3-Kimin, Ne Zaman, Ne Yaptığını Belirleyin Ve Takip Edin. İyi yapılmış ve sık sık takibi yapılan planlar, hiçbir şeyin ihmal edilmeyeceği ve hesap verilebilirlik olacağı konusunda yöneticilere, ekibe ve bize güven verir. Ayrıca, iyi planlar, “dostane” bir iş yeri yaratmanıza yardımcı olacak belirli adımları ve beklentileri de anlamamıza yardımcı olur.

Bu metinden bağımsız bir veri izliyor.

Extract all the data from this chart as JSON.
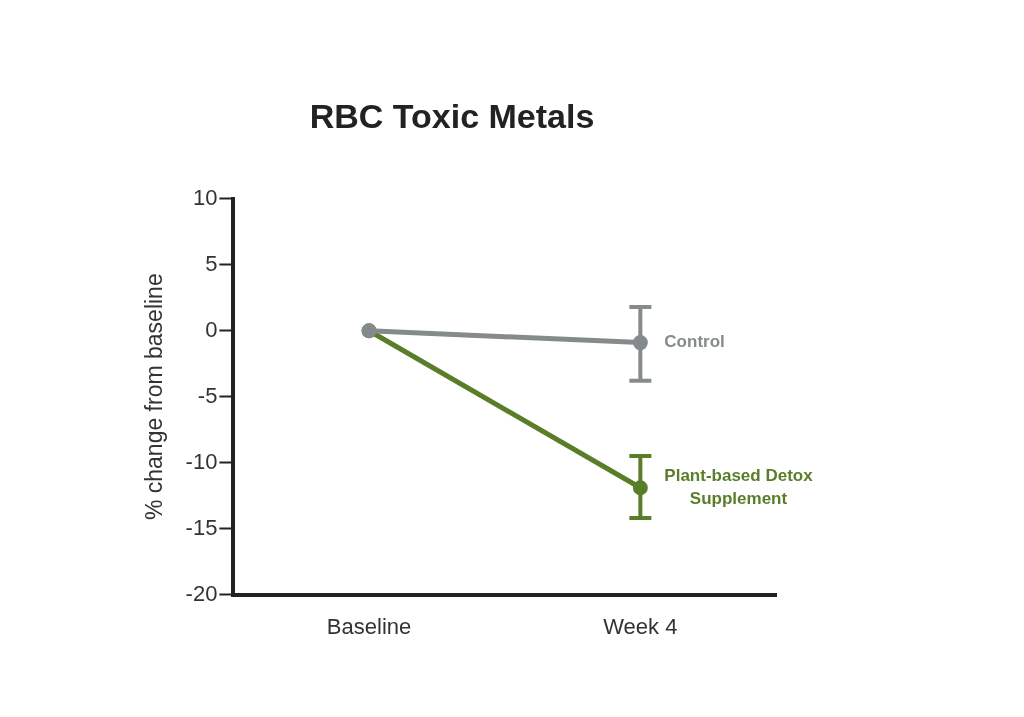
{
  "chart_data": {
    "type": "line",
    "title": "RBC Toxic Metals",
    "ylabel": "% change from baseline",
    "categories": [
      "Baseline",
      "Week 4"
    ],
    "series": [
      {
        "name": "Control",
        "color": "#858a8d",
        "values": [
          0,
          -0.9
        ],
        "errors": [
          null,
          [
            -3.8,
            1.8
          ]
        ]
      },
      {
        "name": "Plant-based Detox Supplement",
        "color": "#5a7d2a",
        "values": [
          0,
          -11.9
        ],
        "errors": [
          null,
          [
            -14.2,
            -9.5
          ]
        ]
      }
    ],
    "ylim": [
      -20,
      10
    ],
    "yticks": [
      -20,
      -15,
      -10,
      -5,
      0,
      5,
      10
    ],
    "grid": false,
    "legend": false,
    "marker": "circle",
    "line_style": "solid"
  }
}
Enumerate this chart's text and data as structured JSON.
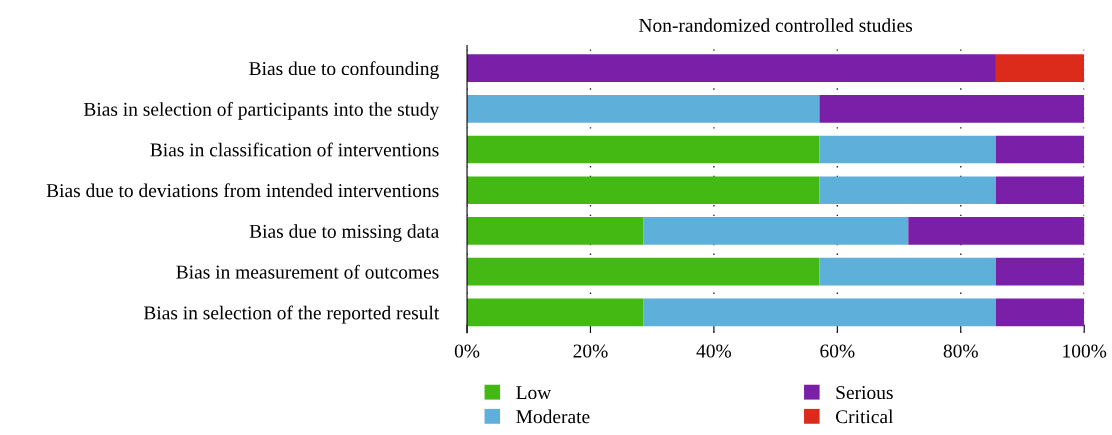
{
  "chart_data": {
    "type": "bar",
    "orientation": "horizontal",
    "stacked": true,
    "title": "Non-randomized controlled studies",
    "categories": [
      "Bias due to confounding",
      "Bias in selection of participants into the study",
      "Bias in classification of interventions",
      "Bias due to deviations from intended interventions",
      "Bias due to missing data",
      "Bias in measurement of outcomes",
      "Bias in selection of the reported result"
    ],
    "series": [
      {
        "name": "Low",
        "color": "#44b913",
        "values": [
          0,
          0,
          57.1,
          57.1,
          28.6,
          57.1,
          28.6
        ]
      },
      {
        "name": "Moderate",
        "color": "#5eafda",
        "values": [
          0,
          57.1,
          28.6,
          28.6,
          42.9,
          28.6,
          57.1
        ]
      },
      {
        "name": "Serious",
        "color": "#7a20a8",
        "values": [
          85.7,
          42.9,
          14.3,
          14.3,
          28.6,
          14.3,
          14.3
        ]
      },
      {
        "name": "Critical",
        "color": "#dc2b1b",
        "values": [
          14.3,
          0,
          0,
          0,
          0,
          0,
          0
        ]
      }
    ],
    "xlim": [
      0,
      100
    ],
    "xticks": [
      {
        "value": 0,
        "label": "0%"
      },
      {
        "value": 20,
        "label": "20%"
      },
      {
        "value": 40,
        "label": "40%"
      },
      {
        "value": 60,
        "label": "60%"
      },
      {
        "value": 80,
        "label": "80%"
      },
      {
        "value": 100,
        "label": "100%"
      }
    ],
    "grid": "x",
    "legend": "bottom"
  }
}
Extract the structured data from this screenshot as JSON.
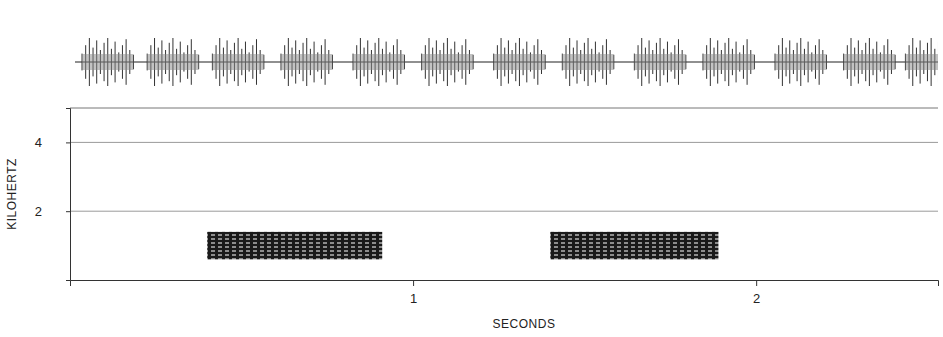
{
  "chart_data": {
    "type": "spectrogram",
    "x_label": "SECONDS",
    "y_label": "KILOHERTZ",
    "xlim": [
      0,
      2.53
    ],
    "xticks": [
      1,
      2
    ],
    "ylim": [
      0,
      5
    ],
    "yticks": [
      2,
      4
    ],
    "grid": true,
    "color": "#1a1a1a",
    "pulses": [
      {
        "start": 0.4,
        "end": 0.91,
        "freq_low": 0.6,
        "freq_high": 1.4
      },
      {
        "start": 1.4,
        "end": 1.89,
        "freq_low": 0.6,
        "freq_high": 1.4
      }
    ],
    "oscillogram": {
      "burst_times": [
        0.11,
        0.3,
        0.49,
        0.69,
        0.9,
        1.1,
        1.31,
        1.51,
        1.72,
        1.92,
        2.13,
        2.33,
        2.51
      ]
    }
  }
}
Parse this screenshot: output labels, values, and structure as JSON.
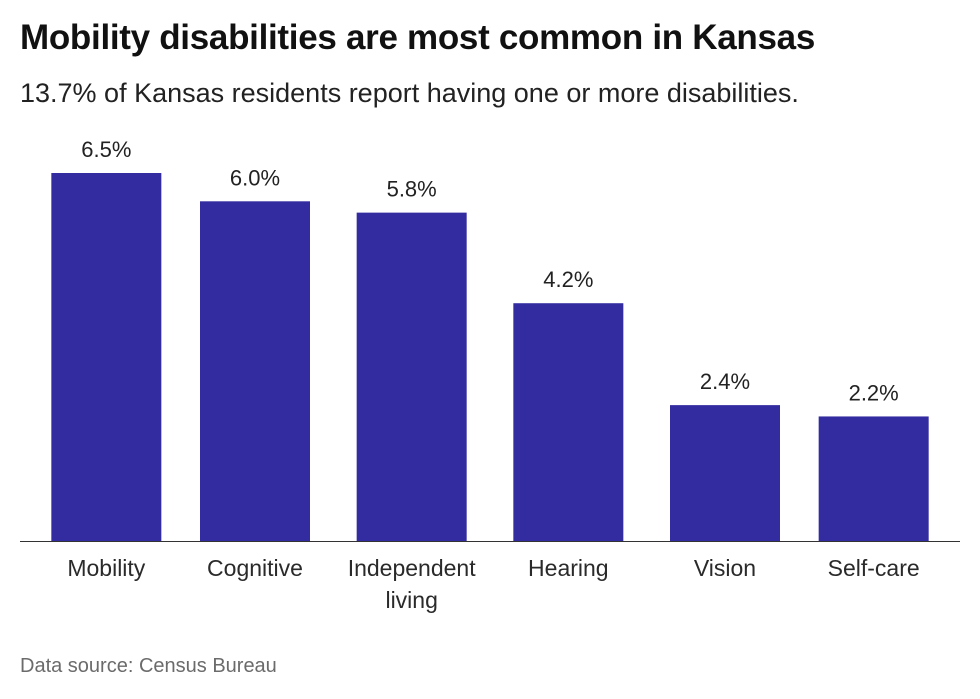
{
  "header": {
    "title": "Mobility disabilities are most common in Kansas",
    "subtitle": "13.7% of Kansas residents report having one or more disabilities."
  },
  "footer": {
    "source": "Data source: Census Bureau"
  },
  "chart_data": {
    "type": "bar",
    "title": "Mobility disabilities are most common in Kansas",
    "subtitle": "13.7% of Kansas residents report having one or more disabilities.",
    "categories": [
      "Mobility",
      "Cognitive",
      "Independent living",
      "Hearing",
      "Vision",
      "Self-care"
    ],
    "category_lines": [
      [
        "Mobility"
      ],
      [
        "Cognitive"
      ],
      [
        "Independent",
        "living"
      ],
      [
        "Hearing"
      ],
      [
        "Vision"
      ],
      [
        "Self-care"
      ]
    ],
    "values": [
      6.5,
      6.0,
      5.8,
      4.2,
      2.4,
      2.2
    ],
    "value_labels": [
      "6.5%",
      "6.0%",
      "5.8%",
      "4.2%",
      "2.4%",
      "2.2%"
    ],
    "xlabel": "",
    "ylabel": "",
    "ylim": [
      0,
      6.5
    ],
    "grid": false,
    "legend": "none",
    "bar_color": "#332ca0",
    "axis_color": "#333333"
  }
}
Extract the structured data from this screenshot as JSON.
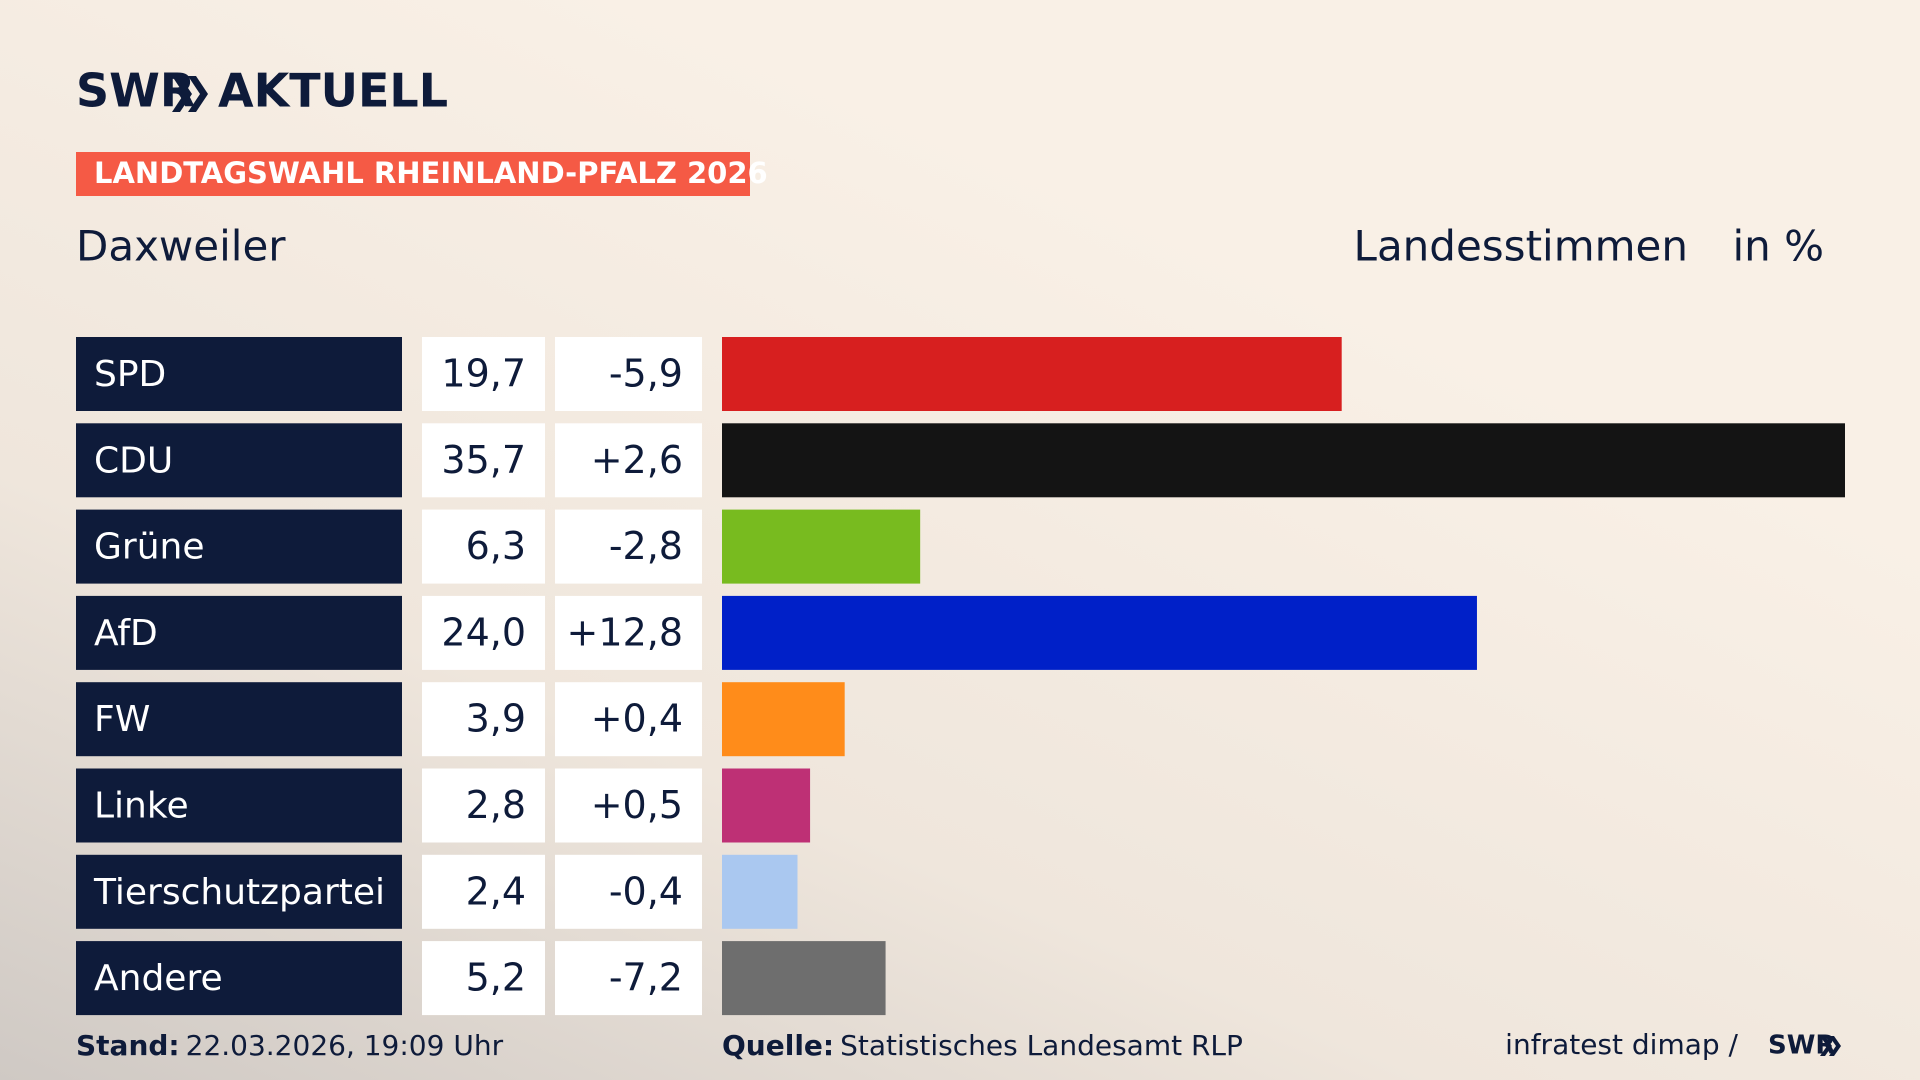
{
  "chart_data": {
    "type": "bar",
    "brand": "SWR",
    "brand_suffix": "AKTUELL",
    "title": "LANDTAGSWAHL RHEINLAND-PFALZ 2026",
    "subtitle": "Daxweiler",
    "measure": "Landesstimmen",
    "unit": "in %",
    "categories": [
      "SPD",
      "CDU",
      "Grüne",
      "AfD",
      "FW",
      "Linke",
      "Tierschutzpartei",
      "Andere"
    ],
    "values": [
      19.7,
      35.7,
      6.3,
      24.0,
      3.9,
      2.8,
      2.4,
      5.2
    ],
    "value_labels": [
      "19,7",
      "35,7",
      "6,3",
      "24,0",
      "3,9",
      "2,8",
      "2,4",
      "5,2"
    ],
    "changes": [
      -5.9,
      2.6,
      -2.8,
      12.8,
      0.4,
      0.5,
      -0.4,
      -7.2
    ],
    "change_labels": [
      "-5,9",
      "+2,6",
      "-2,8",
      "+12,8",
      "+0,4",
      "+0,5",
      "-0,4",
      "-7,2"
    ],
    "colors": [
      "#d71f1f",
      "#141414",
      "#78bb1f",
      "#0020c8",
      "#ff8c1a",
      "#be3075",
      "#aac8f0",
      "#6e6e6e"
    ],
    "footer": {
      "stand_label": "Stand:",
      "stand": "22.03.2026, 19:09 Uhr",
      "source_label": "Quelle:",
      "source": "Statistisches Landesamt RLP",
      "credit": "infratest dimap /",
      "credit_brand": "SWR"
    }
  }
}
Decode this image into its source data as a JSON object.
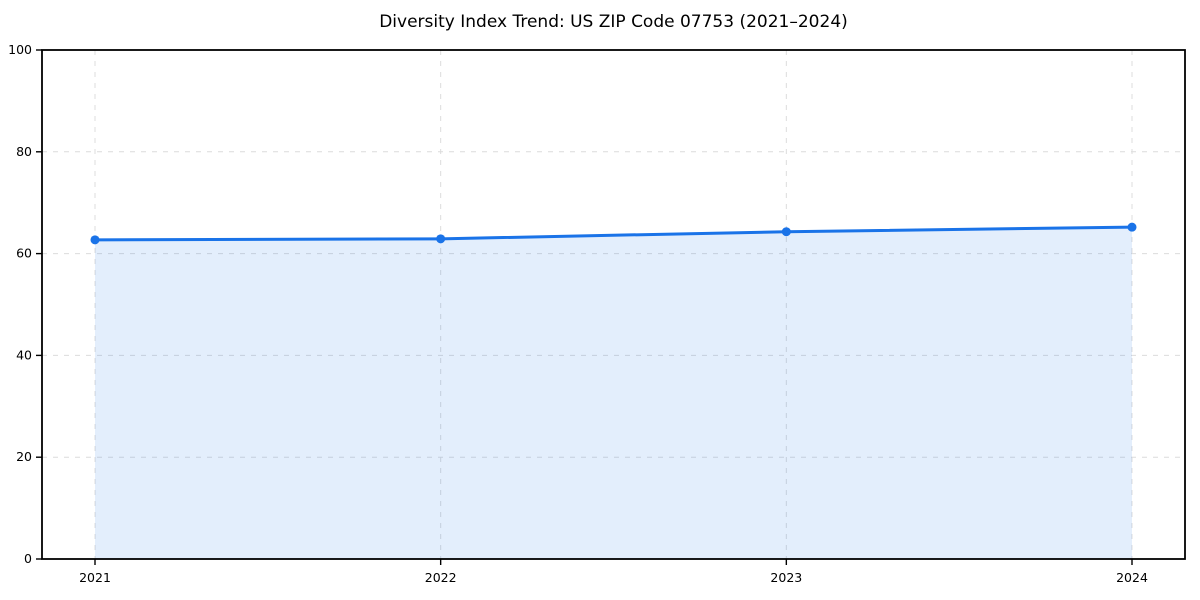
{
  "chart_data": {
    "type": "area",
    "title": "Diversity Index Trend: US ZIP Code 07753 (2021–2024)",
    "x": [
      2021,
      2022,
      2023,
      2024
    ],
    "x_tick_labels": [
      "2021",
      "2022",
      "2023",
      "2024"
    ],
    "series": [
      {
        "name": "Diversity Index",
        "values": [
          62.7,
          62.9,
          64.3,
          65.2
        ]
      }
    ],
    "xlabel": "",
    "ylabel": "",
    "ylim": [
      0,
      100
    ],
    "yticks": [
      0,
      20,
      40,
      60,
      80,
      100
    ],
    "grid": true,
    "grid_style": "dashed",
    "legend": "none",
    "colors": {
      "line": "#1a73e8",
      "marker": "#1a73e8",
      "fill": "rgba(26,115,232,0.12)",
      "grid": "#dcdcdc",
      "axis": "#000000",
      "tick_label": "#000000",
      "background": "#ffffff"
    }
  }
}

Mailimi bitirirken, yıllar içinde defalarca yaşadığım bir gözlemi seninle paylaşmak istiyorum. Bazen en güçlü yönlerimiz bir zayıflığa dönüşebilir. Örneğin; eğer yönetici odadaki en deneyimli ve uzman kişi ise, ekibinden gelen bazı bilgileri duyar ve daha sonra bahsettiğim 3 ek noktayı es geçip, bir sonuca atlar. Kendi düşünme hızı sebebiyle, artık takımın yarısını veya daha fazlasını karanlıkta bırakabilir. “İşte şöyle yapacağız…” der ve bir sonraki konuya geçer. Hız ve problem çözme gücü bir zayıflığa dönüşür, çünkü ekibi onu kontrol edici ve sabırsız olarak algılayacaktır. Bunu senin durumunda uygulayacak olursan; dostaneliğinin kaçırılan teslim tarihlerine, aşırı harcama yapılan bütçelere veya insanları hesap verebilir kılmamaya doğru kaymasına izin verme. Öte yanda, şirketi yönetim tarzının, övgünün olmadığı, çalışanların dahil edilmediği veya gülümsemenin olmadığı bir yere doğru kaymasına da izin verme. Seçim senin.